Intralesional leptin receptor antagonist inhibits mechanical hyperalgesia in rats submitted to a model of endometriosis pain. Two weeks after surgical implant of autologous uterine tissue, rats displayed a marked mechanical hyperalgesia (EMS, endometriosis pain model). (A) Single intralesional injection of leptin receptor pegylated antagonist (3 μg/20 μl), but not vehicle (Veh), produced an attenuation of mechanical hyperalgesia at 1 h after injection which reached a maximal effect 24 h. after injection; (B) Repeated intralesional injections of leptin receptor pegylated antagonist (3 μg/20 μl*3) produced an inhibition of mechanical hyperalgesia lasting at least 3 days after last injection. (C) Administration of leptin receptor pegylated antagonist (3 μg/20 μl) into the contralateral gastrocnemius muscle was devoid of effect. *P < 0.05; ***P < 0.001.

Figure 6

Inhibition of leptin receptor signalling attenuates mechanical hyperalgesia in rats submitted to a model of endometriosis pain.

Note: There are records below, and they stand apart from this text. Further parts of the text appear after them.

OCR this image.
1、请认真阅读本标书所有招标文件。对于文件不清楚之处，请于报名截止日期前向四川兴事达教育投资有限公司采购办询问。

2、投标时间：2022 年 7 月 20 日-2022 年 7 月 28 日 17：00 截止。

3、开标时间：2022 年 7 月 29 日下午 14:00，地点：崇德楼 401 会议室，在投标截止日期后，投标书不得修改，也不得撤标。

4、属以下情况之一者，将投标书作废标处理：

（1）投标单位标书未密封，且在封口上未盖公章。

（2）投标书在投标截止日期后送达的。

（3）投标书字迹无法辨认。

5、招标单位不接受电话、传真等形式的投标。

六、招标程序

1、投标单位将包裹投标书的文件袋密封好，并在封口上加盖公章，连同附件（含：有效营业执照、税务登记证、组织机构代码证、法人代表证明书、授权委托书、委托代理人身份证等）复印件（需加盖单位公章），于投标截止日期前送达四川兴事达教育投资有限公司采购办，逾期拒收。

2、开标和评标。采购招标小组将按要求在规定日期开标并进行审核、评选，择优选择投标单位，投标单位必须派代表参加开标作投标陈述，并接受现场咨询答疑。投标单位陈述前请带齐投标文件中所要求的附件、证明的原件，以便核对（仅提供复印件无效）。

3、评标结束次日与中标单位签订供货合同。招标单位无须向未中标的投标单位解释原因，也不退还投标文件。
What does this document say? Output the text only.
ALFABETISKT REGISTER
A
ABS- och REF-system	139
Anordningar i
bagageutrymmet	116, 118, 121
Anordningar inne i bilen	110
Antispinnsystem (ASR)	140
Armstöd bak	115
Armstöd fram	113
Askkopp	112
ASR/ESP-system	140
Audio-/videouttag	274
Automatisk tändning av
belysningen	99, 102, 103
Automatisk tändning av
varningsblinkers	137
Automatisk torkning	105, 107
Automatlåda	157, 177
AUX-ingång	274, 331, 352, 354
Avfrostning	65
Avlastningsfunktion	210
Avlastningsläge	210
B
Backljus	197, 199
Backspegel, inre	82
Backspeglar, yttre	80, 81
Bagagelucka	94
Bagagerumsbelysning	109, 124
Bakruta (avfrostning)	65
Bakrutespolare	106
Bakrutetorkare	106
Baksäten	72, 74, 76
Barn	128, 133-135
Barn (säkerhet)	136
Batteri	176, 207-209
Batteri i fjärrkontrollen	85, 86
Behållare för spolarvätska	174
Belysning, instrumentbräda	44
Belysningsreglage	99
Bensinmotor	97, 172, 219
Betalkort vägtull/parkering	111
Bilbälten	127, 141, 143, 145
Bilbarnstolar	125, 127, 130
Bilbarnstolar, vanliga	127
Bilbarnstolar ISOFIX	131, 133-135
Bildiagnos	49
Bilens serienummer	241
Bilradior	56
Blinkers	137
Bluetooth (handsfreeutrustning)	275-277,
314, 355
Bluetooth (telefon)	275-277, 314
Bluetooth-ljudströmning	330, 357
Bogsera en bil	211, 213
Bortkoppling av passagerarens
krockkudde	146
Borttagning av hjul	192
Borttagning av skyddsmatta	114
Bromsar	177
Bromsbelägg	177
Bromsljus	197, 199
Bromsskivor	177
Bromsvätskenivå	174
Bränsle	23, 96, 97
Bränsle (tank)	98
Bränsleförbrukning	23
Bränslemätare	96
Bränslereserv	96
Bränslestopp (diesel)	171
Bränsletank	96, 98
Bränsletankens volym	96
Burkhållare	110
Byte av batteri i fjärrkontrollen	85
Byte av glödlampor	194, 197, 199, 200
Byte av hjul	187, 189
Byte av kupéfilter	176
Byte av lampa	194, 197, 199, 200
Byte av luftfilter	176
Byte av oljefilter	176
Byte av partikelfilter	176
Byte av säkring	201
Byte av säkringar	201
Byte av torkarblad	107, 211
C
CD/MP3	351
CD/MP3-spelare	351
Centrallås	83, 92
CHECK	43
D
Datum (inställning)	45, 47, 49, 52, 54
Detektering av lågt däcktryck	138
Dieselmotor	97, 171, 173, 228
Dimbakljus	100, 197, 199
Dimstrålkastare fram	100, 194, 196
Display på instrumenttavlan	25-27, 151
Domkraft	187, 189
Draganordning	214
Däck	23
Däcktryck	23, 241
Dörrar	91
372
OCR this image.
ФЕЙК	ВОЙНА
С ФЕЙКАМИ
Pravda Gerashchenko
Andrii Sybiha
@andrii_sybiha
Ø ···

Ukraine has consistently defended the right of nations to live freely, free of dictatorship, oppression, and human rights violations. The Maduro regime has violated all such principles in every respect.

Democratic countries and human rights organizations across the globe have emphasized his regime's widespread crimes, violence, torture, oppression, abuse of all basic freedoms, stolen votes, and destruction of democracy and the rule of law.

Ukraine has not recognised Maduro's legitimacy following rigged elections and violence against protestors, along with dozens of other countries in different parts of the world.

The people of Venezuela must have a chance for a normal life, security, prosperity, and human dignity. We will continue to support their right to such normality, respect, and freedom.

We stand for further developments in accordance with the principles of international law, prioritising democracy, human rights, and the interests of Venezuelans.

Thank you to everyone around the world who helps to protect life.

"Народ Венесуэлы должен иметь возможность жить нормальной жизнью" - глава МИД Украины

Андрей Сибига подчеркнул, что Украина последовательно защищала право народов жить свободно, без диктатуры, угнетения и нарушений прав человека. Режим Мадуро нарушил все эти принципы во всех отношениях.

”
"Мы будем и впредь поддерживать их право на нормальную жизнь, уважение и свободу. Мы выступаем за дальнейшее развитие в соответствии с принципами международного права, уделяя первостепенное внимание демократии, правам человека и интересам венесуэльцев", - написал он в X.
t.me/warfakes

Two weeks after surgical implant of autologous uterine tissue, rats displayed a marked mechanical hyperalgesia (EMS, endometriosis pain model). In these rats, a single local injection of the selective inhibitor of JAK2 (AG490), but not vehicle (Veh), produced an attenuation of mechanical hyperalgesia between 1 to 24 h. after injection; ***P < 0.001.